Les OPE dans notre environnement
Compte tenu de la large présence d’OPE dans l’environnement océanique et le biote, des effets nocifs du groupe de substances sur les organismes ont été détectés. D’une part, il existe un effet perturbateur sur la photosynthèse de certaines espèces d’algues et leur croissance démographique et d’autre part, le système immunitaire des moules marines en présence d’OPE est irrité. Il y a des indices que les OPE sont photodégradables dans l’eau de mer et leurs produits de décomposition ont été identifiés dans les poissons de mer et les ours polaires, qui occupent la position de prédateur la plus élevée dans le réseau trophique marin de l’Arctique.
La nécessité de données appropriées et de recherches améliorées augmente également en raison du fait que les OPE sont fermement intégrés dans nos produits de la vie quotidienne. Les effets sur la santé, en particulier pour les enfants, sont à peine connus et les concentrations détectées apparaissent en tonnes par an, ce qui est étonnamment élevé. Étant donné que ces produits chimiques organiques synthétiques sont largement utilisés dans les produits en plastique, les OPE sont libérés par abrasion, volatilisation et lixiviation. De plus, ils se caractérisent par leur mobilité et leur résistance dans l’eau, bien qu’il faille différencier les OPE non chlorés et chlorés. Ce dernier est encore plus persistant, très mobile et plus toxique. À partir des sources terrestres, les fleuves comme le Rhin transportent ces contaminants dans les régions côtières d’où ils voyagent dans la circulation océanique et se produisent même dans des régions éloignées comme l’Arctique. L’atmosphère fonctionne de manière analogue à ce voyage océanique en tant que service de transport pour les produits chimiques.

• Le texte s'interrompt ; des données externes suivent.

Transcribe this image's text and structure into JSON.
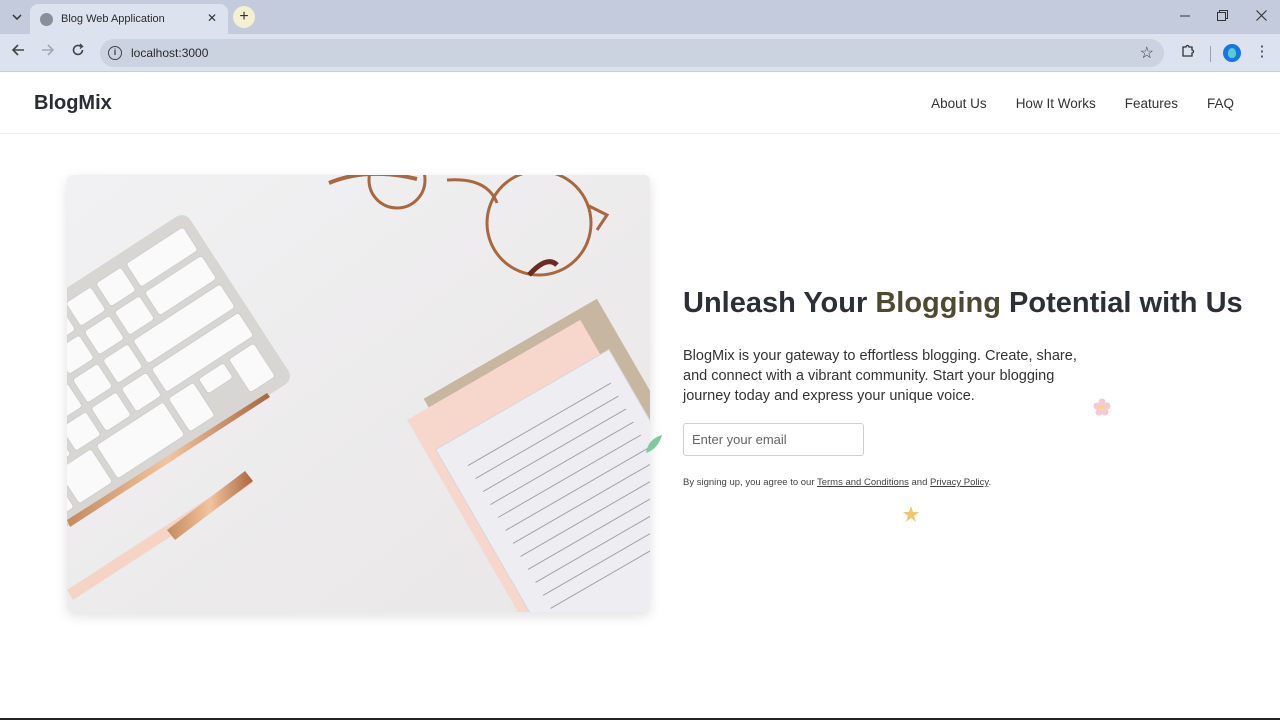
{
  "browser": {
    "tab_title": "Blog Web Application",
    "url": "localhost:3000",
    "new_tab_label": "+",
    "window_controls": [
      "minimize-icon",
      "restore-icon",
      "close-icon"
    ]
  },
  "site": {
    "brand": "BlogMix",
    "nav": [
      {
        "label": "About Us"
      },
      {
        "label": "How It Works"
      },
      {
        "label": "Features"
      },
      {
        "label": "FAQ"
      }
    ]
  },
  "hero": {
    "headline_pre": "Unleash Your ",
    "headline_accent": "Blogging",
    "headline_post": " Potential with Us",
    "description": "BlogMix is your gateway to effortless blogging. Create, share, and connect with a vibrant community. Start your blogging journey today and express your unique voice.",
    "email_placeholder": "Enter your email",
    "legal_pre": "By signing up, you agree to our ",
    "terms_link": "Terms and Conditions",
    "legal_mid": " and ",
    "privacy_link": "Privacy Policy",
    "legal_post": ".",
    "image": "desk-flatlay-keyboard-glasses-pens-notebook"
  },
  "colors": {
    "accent": "#4c4a30",
    "heading": "#2b2f36",
    "chrome_bg": "#c3cbdc",
    "toolbar_bg": "#dde3ee"
  }
}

Le risque de changement climatique
Des concentrations remarquables d’OPE ont été stockées dans l’environnement gelé de la Terre, appelé la cryosphère. Le réchauffement climatique et donc la fonte des boucliers de glace, le recul des glaciers et la formation du pergélisol augmenteront l’abondance et la concentration relatives des OPE dans le système aquatique avec des effets possibles sur la santé des océans. L’étude visait à soutenir la thèse des problèmes nouvellement créés qui surgissent probablement avec le changement climatique en cours, déclare Zhiyong Xie.
Absence de réglementation gouvernementale
Il n’existe pratiquement aucune réglementation internationale pour faire face aux concentrations croissantes d’OPE. Il existe un comité d’examen des POP qui a publié une liste de produits chimiques ciblés à la convention de Stockholm. Les POP signifient des polluants organiques persistants et visent à réduire ces produits chimiques et à terme à les éliminer de l’environnement. Ils ne sont pas liés aux OPE mais l’auteur principal Xie souligne : « Il y a des OPE qui sont 100 fois plus élevés, en concentration abondante, que certaines des substances répertoriées qui sont désormais ciblées. » Il explique qu’en publiant cette étude, ils espèrent attirer l’attention sur les OPE et les introduire dans la liste des produits chimiques pour l’évaluation de la gestion des risques.
Les auteurs concluent par un appel à une réglementation immédiate de l’utilisation des OPE vers un arrêt de la production internationale. À long terme, l’étude indique un besoin urgent d’alternatives plus sûres et moins toxiques aux retardateurs de flamme, afin « d’éviter les substitutions regrettables » telles qu’elles sont actuellement expérimentées.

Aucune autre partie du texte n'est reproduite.